A revival of the 2015 agreement will mean key restrictions on Iran’s uranium enrichment program will again progressively expire by 2031, providing a shorter period of non-proliferation barriers than the original agreement.
A revived agreement will be weaker because Tehran has hollowed out some of the benefits of the agreement by violating restrictions on centrifuges and producing uranium metal, gaining experience that will enable Iran to gain a more rapid nuclear breakout capability.
The revived agreement will also be riskier than the original deal because of the reduction in the time Iran would need to stage a nuclear breakout. The 2015 deal was based on a 12-month breakout time, but a revived deal is likely to provide far less of a cushion.

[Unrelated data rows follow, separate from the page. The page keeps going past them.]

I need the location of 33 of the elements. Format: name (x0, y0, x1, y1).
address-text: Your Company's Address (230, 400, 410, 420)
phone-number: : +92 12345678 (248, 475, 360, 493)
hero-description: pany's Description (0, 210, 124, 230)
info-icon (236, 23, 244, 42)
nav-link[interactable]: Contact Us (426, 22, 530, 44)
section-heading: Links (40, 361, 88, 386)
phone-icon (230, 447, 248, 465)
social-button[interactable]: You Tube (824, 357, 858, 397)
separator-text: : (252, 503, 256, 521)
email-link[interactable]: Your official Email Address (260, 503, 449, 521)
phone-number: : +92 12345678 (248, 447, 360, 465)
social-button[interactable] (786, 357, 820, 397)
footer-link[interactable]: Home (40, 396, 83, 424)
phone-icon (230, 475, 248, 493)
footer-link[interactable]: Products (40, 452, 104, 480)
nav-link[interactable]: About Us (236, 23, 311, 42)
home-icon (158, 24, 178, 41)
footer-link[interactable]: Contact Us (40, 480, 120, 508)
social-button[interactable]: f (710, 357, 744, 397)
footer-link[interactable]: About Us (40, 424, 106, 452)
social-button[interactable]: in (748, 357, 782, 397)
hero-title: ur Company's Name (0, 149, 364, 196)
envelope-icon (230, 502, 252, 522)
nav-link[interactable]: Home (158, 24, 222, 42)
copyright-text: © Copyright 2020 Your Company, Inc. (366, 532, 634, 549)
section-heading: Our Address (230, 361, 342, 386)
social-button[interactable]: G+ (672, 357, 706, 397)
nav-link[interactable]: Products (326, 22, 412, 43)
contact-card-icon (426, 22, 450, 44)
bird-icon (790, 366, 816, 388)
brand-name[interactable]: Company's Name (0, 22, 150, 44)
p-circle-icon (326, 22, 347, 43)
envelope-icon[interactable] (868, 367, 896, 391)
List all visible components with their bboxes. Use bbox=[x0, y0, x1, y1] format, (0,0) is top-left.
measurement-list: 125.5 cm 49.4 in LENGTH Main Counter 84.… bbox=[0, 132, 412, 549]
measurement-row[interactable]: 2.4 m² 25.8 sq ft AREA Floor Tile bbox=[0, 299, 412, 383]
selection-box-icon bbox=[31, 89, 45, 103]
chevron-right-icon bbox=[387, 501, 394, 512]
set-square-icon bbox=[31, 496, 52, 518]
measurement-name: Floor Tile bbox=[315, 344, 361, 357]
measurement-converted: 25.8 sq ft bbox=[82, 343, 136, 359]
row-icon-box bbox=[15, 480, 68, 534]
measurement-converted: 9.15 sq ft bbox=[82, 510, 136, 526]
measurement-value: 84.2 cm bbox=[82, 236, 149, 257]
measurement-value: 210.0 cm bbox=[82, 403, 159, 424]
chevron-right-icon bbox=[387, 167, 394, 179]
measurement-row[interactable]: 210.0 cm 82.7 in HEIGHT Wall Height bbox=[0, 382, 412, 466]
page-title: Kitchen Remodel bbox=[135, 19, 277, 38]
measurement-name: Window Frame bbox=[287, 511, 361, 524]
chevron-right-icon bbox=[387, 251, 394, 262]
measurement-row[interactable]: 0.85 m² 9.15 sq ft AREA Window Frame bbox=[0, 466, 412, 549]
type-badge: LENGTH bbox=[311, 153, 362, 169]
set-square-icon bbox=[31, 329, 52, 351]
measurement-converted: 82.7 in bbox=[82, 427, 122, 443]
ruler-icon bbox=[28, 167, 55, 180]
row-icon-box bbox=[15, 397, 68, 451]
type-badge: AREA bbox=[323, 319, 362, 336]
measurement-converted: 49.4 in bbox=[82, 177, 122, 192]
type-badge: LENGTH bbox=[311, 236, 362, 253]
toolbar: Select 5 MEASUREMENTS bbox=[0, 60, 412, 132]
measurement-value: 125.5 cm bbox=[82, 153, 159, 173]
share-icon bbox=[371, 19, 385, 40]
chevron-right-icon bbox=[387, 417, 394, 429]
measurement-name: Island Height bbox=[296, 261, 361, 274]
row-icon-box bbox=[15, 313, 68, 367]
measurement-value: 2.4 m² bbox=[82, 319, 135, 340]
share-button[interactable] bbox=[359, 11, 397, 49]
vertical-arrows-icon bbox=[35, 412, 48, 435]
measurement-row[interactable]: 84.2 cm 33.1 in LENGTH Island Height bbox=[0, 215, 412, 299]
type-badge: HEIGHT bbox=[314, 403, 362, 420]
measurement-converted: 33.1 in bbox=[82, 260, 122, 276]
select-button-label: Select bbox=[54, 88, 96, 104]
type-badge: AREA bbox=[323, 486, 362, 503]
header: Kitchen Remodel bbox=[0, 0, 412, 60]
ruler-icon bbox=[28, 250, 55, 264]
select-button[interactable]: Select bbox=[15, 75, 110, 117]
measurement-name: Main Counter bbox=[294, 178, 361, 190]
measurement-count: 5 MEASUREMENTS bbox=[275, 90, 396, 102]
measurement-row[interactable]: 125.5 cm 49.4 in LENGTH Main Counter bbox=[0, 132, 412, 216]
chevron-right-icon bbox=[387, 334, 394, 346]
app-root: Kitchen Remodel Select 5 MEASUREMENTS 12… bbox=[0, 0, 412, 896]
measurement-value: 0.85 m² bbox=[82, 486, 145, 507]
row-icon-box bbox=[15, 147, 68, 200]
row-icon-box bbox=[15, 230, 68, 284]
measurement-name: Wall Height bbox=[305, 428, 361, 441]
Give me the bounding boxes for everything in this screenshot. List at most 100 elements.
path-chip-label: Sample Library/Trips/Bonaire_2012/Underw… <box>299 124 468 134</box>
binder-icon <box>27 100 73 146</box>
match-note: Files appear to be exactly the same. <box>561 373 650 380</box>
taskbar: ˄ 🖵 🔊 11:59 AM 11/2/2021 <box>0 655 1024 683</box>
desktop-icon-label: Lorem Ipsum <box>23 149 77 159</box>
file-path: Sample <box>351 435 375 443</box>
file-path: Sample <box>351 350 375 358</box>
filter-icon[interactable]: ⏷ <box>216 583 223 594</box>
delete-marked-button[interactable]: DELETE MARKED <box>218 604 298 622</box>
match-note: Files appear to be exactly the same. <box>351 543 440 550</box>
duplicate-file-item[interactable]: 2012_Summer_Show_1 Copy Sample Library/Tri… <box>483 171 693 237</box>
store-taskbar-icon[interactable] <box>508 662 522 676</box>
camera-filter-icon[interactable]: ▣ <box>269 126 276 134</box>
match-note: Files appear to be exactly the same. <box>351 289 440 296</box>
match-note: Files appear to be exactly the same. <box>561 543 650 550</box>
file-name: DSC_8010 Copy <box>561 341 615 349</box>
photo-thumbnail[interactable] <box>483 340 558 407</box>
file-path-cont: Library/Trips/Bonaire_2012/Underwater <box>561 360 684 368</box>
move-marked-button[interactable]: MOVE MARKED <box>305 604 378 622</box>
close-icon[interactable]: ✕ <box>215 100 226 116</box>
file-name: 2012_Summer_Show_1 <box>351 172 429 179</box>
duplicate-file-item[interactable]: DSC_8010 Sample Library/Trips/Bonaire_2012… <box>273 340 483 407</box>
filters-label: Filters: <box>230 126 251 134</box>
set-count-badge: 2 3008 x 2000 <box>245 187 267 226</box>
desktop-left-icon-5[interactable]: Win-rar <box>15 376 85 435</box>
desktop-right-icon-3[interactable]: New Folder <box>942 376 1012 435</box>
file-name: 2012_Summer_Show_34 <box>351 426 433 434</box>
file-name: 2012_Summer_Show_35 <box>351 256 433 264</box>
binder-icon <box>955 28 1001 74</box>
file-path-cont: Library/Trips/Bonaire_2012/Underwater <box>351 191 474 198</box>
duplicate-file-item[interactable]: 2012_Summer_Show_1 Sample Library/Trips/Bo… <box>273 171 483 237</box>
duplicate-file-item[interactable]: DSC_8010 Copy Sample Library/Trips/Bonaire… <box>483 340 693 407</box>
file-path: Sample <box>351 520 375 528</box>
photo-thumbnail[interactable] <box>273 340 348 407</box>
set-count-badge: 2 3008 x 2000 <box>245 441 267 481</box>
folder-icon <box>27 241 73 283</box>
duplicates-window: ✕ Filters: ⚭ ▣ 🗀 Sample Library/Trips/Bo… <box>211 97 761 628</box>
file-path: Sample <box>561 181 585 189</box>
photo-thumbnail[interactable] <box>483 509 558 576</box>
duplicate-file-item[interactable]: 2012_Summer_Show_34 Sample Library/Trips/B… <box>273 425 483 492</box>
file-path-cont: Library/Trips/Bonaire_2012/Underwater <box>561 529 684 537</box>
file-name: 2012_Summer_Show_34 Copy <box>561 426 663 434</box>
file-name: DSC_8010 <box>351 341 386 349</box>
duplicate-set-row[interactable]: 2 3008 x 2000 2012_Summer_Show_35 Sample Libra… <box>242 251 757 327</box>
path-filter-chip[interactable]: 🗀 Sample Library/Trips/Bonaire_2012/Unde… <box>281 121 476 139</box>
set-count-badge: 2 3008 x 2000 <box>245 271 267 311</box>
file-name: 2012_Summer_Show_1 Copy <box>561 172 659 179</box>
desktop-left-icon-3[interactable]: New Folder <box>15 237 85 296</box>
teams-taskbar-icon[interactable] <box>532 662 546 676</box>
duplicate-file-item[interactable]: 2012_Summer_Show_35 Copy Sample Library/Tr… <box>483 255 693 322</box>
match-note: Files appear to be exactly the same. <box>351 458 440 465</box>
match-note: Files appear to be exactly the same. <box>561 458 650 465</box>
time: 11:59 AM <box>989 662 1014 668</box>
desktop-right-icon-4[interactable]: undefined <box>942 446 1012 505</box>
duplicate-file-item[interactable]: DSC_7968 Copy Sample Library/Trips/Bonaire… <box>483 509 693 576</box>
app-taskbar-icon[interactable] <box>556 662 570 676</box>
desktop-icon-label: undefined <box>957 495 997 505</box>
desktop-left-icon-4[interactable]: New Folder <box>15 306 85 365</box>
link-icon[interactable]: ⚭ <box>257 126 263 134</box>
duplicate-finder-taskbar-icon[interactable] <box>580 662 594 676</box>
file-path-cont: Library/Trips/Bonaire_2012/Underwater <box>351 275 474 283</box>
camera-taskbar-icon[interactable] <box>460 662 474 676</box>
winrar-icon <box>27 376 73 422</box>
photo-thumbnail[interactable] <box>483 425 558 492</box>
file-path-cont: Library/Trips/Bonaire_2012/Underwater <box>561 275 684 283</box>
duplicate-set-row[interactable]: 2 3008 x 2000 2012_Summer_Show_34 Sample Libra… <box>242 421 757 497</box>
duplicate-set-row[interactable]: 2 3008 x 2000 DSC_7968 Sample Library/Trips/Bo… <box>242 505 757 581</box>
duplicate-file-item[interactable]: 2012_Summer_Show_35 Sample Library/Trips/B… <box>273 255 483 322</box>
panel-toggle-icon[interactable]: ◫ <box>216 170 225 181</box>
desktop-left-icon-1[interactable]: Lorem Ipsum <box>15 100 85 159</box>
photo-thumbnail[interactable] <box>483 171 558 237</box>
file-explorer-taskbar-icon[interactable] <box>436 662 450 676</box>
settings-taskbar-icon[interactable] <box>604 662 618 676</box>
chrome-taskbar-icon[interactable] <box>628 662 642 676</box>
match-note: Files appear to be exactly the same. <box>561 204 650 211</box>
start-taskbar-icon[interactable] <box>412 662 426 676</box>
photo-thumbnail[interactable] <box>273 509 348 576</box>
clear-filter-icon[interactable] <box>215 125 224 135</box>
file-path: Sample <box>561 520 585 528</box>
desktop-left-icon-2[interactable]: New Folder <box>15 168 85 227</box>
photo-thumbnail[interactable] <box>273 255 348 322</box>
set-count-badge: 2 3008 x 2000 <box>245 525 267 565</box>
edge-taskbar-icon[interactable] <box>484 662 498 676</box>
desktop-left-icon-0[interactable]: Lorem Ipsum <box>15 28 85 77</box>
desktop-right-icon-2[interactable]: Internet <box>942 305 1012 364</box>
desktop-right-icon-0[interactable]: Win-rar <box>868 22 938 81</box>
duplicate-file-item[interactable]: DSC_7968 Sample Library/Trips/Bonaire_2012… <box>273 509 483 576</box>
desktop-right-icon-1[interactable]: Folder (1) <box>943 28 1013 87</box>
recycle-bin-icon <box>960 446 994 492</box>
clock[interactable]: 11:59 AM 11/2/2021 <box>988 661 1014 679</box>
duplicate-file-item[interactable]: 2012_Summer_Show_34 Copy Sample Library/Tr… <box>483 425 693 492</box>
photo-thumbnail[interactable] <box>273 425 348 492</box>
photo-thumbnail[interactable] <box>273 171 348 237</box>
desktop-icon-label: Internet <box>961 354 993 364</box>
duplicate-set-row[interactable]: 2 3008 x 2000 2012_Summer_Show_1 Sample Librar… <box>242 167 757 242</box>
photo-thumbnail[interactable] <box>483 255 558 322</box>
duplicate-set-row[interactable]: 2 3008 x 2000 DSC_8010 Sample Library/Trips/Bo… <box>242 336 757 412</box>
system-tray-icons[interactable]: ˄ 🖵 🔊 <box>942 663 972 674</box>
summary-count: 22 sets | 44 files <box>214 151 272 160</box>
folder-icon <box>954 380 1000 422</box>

That is important because U.S. officials assess that a breakout period shorter than six months would not give the U.S. and its allies sufficient time to respond if Iran opts to ramp up its nuclear weapons program.
The inconvenient truth is that the 2015 nuclear agreement did not end Iran’s nuclear weapons ambitions; it merely slowed Iran’s nuclear progress with a diplomatic speed bump.
In 2031, after key restrictions on uranium enrichment and the size of Iran’s uranium stockpile expire, Tehran will be well-positioned for a possible nuclear breakout or sneakout.
The bottom line
The 2015 nuclear agreement rewarded Iran with disproportionate economic benefits in return for weak, temporary, and easily reversible restrictions on important aspects of its nuclear program. Rather than returning to the defective old deal, Washington should have insisted on a stronger new deal. The Biden administration has made a bad situation worse by unwisely relaxing pressure on Iran and offering carrots while downplaying the role of sticks in its negotiating strategy.
Under these circumstances, the Vienna negotiations are likely to yield a half-baked deal that will only postpone a festering nuclear crisis, not resolve it. And it will kick the can down the road while flooding Iran with sanctions relief that will embolden the regime, aid its military buildup, and strengthen its proxy terrorist networks for future attacks.